È questo il titolo dell’ultimo rapporto della nota associazione ambientalista, che analizza le possibili soluzioni per ridurre le emissioni di Co2e limitare il fenomeno del riscaldamento globale: costruire case che non producano Co2 o abituarsi all’uso collettivo dell’automobile (il cosiddetto car sharing) sono solo alcune delle 15 alternative concrete descritte nel documento. “I governi devono valorizzare le soluzioni che puntano sull’efficienza energetica e sull’energia pulita, e rimuovere gli ostacoli che tuttora ne impediscono lo sviluppo” commenta Michele Candotti, segretario generale del WWF Italia.
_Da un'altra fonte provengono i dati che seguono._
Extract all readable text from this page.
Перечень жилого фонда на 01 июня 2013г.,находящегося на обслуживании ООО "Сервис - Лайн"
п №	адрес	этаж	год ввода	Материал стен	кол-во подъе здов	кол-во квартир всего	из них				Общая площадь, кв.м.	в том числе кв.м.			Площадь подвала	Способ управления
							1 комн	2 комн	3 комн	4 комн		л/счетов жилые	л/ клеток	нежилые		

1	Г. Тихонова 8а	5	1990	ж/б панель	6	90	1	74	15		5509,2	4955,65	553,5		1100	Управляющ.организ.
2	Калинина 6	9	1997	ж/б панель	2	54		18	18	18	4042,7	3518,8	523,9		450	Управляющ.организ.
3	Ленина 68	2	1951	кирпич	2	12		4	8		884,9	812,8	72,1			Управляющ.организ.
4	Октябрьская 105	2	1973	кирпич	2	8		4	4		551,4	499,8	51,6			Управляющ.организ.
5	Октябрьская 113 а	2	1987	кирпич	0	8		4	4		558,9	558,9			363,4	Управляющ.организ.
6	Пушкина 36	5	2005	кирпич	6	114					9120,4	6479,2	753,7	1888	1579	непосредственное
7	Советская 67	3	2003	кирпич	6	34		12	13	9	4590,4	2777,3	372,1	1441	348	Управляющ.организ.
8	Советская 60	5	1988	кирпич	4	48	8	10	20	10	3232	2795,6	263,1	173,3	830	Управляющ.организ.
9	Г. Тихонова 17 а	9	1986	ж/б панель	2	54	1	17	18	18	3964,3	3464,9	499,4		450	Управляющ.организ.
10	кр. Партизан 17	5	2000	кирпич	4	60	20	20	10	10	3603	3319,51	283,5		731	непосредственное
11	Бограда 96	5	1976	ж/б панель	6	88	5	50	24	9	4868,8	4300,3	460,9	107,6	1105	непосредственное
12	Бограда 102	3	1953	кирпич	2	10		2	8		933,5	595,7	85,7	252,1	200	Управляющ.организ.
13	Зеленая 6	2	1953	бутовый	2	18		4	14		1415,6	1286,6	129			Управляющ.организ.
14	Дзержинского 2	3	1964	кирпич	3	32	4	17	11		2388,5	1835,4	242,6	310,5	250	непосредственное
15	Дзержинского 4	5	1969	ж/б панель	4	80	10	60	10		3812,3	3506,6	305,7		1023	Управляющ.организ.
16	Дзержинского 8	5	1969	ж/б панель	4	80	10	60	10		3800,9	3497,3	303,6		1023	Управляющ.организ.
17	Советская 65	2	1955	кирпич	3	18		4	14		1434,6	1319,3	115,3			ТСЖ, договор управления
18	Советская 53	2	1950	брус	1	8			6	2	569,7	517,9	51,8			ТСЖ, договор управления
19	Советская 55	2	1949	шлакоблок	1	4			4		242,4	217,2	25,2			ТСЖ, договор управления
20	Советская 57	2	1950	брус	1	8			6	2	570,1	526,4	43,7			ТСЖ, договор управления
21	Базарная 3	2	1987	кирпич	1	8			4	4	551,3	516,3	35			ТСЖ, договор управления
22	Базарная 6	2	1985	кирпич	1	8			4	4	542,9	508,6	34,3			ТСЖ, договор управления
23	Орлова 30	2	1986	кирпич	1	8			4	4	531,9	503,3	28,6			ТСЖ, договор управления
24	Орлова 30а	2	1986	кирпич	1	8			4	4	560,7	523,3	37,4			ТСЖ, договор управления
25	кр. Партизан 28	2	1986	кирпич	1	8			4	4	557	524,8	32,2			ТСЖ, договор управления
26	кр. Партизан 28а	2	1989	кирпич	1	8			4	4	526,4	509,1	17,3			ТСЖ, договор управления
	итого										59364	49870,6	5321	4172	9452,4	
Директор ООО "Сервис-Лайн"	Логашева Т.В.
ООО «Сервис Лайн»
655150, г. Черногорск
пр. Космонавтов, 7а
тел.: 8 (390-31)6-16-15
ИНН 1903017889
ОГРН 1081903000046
Per Candotti è fondamentale che il terzo gruppo di lavoro del Comitato Intergovernativo sui mutamenti climatici (IPCC), riunito a Bangkok proprio questa settimana, spieghi chiaramente quanto sia alto il costo da pagare per le mancate azioni, in particolar modo in nazioni quali l’Italia che risultano addirittura in controtendenza sul fronte delle emissioni climalteranti (+13% mentre dovremmo già ridurre del 6,5 %). (fonte Ansa)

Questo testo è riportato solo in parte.